Biarmed poly(ethylene glycol)-(pheophorbide a)2 conjugate as a bioactivatable delivery carrier for photodynamic therapy.

Abstract

In the study presented here, we developed a bioreducible biarmed methoxy poly(ethylene glycol)-(pheophorbide a)2 (mPEG-(ss-PhA)2) conjugate for cancer-cell-specific photodynamic therapy (PDT). PhA molecules were chemically conjugated with biarmed linkages at one end of the mPEG molecule via disulfide bonds. Under aqueous conditions, the amphiphilic mPEG-(ss-PhA)2 conjugate self-assembled to form core-shell-structured nanoparticles (NPs) with good colloidal stability. The mPEG-(ss-PhA)2 NPs exhibited intramolecular and intermolecular self-quenching effects that enabled the NPs to remain photoinactive in a physiological buffer. However, the dissociation of the NP structure was effectively induced by the cleavage of the disulfide bonds in response to intracellular reductive conditions, triggering the rapid release of PhA molecules in a photoactive form.

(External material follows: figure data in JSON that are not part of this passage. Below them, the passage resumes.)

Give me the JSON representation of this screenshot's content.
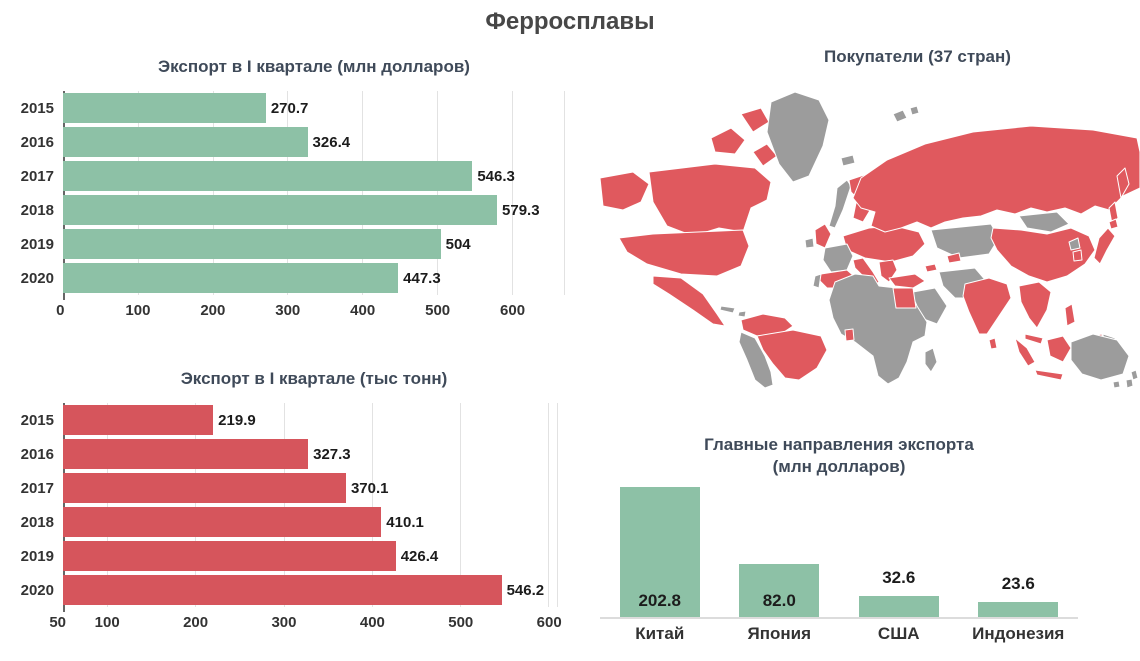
{
  "page_title": "Ферросплавы",
  "colors": {
    "green": "#8DC1A6",
    "red": "#D6555C",
    "map_red": "#E0595E",
    "map_gray": "#9C9C9C",
    "grid": "#E2E2E2",
    "axis": "#666666",
    "baseline": "#DCDCDC",
    "title": "#3F4A59",
    "main_title": "#474747",
    "text": "#1C1C1C",
    "tick": "#333333"
  },
  "map": {
    "title": "Покупатели (37 стран)",
    "buyer_color": "#E0595E",
    "non_buyer_color": "#9C9C9C",
    "buyer_examples": [
      "Канада",
      "США",
      "Мексика",
      "Колумбия",
      "Бразилия",
      "Испания",
      "Швеция",
      "Финляндия",
      "Великобритания",
      "Германия",
      "Польша",
      "Украина",
      "Италия",
      "Турция",
      "Египет",
      "Гана",
      "Россия",
      "Узбекистан",
      "Китай",
      "Индия",
      "Шри-Ланка",
      "Вьетнам",
      "Малайзия",
      "Индонезия",
      "Филиппины",
      "Южная Корея",
      "Япония"
    ]
  },
  "chart_data": [
    {
      "type": "bar",
      "orientation": "horizontal",
      "title": "Экспорт в I квартале (млн долларов)",
      "categories": [
        "2015",
        "2016",
        "2017",
        "2018",
        "2019",
        "2020"
      ],
      "values": [
        270.7,
        326.4,
        546.3,
        579.3,
        504,
        447.3
      ],
      "labels": [
        "270.7",
        "326.4",
        "546.3",
        "579.3",
        "504",
        "447.3"
      ],
      "xticks": [
        0,
        100,
        200,
        300,
        400,
        500,
        600
      ],
      "xlim": [
        0,
        670
      ],
      "grid": true,
      "bar_color": "green"
    },
    {
      "type": "bar",
      "orientation": "horizontal",
      "title": "Экспорт в I квартале (тыс тонн)",
      "categories": [
        "2015",
        "2016",
        "2017",
        "2018",
        "2019",
        "2020"
      ],
      "values": [
        219.9,
        327.3,
        370.1,
        410.1,
        426.4,
        546.2
      ],
      "labels": [
        "219.9",
        "327.3",
        "370.1",
        "410.1",
        "426.4",
        "546.2"
      ],
      "xticks": [
        50,
        100,
        200,
        300,
        400,
        500,
        600
      ],
      "xlim": [
        50,
        610
      ],
      "grid": true,
      "bar_color": "red"
    },
    {
      "type": "bar",
      "orientation": "vertical",
      "title_line1": "Главные направления экспорта",
      "title_line2": "(млн долларов)",
      "categories": [
        "Китай",
        "Япония",
        "США",
        "Индонезия"
      ],
      "values": [
        202.8,
        82.0,
        32.6,
        23.6
      ],
      "labels": [
        "202.8",
        "82.0",
        "32.6",
        "23.6"
      ],
      "label_placement": [
        "inside",
        "inside",
        "above",
        "above"
      ],
      "ylim": [
        0,
        202.8
      ],
      "grid": false,
      "bar_color": "green"
    }
  ]
}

In cell-culture systems, in addition to significant phototoxicity and intracellular uptake, we observed that the dequenching processes of PhA in the mPEG-(ss-PhA)2 NPs highly depended on the expression of intracellular thiols and that supplementation with glutathione monoethylester facilitated more rapid PhA release and enhanced the PhA phototoxicity. These findings suggest that the bioreducible activation mechanism of mPEG-(ss-PhA)2 NPs in cancer cells can maximize the cytosolic dose of active photosensitizers to achieve high cytotoxicity, thereby enhancing the treatment efficacy of photodynamic cancer treatment.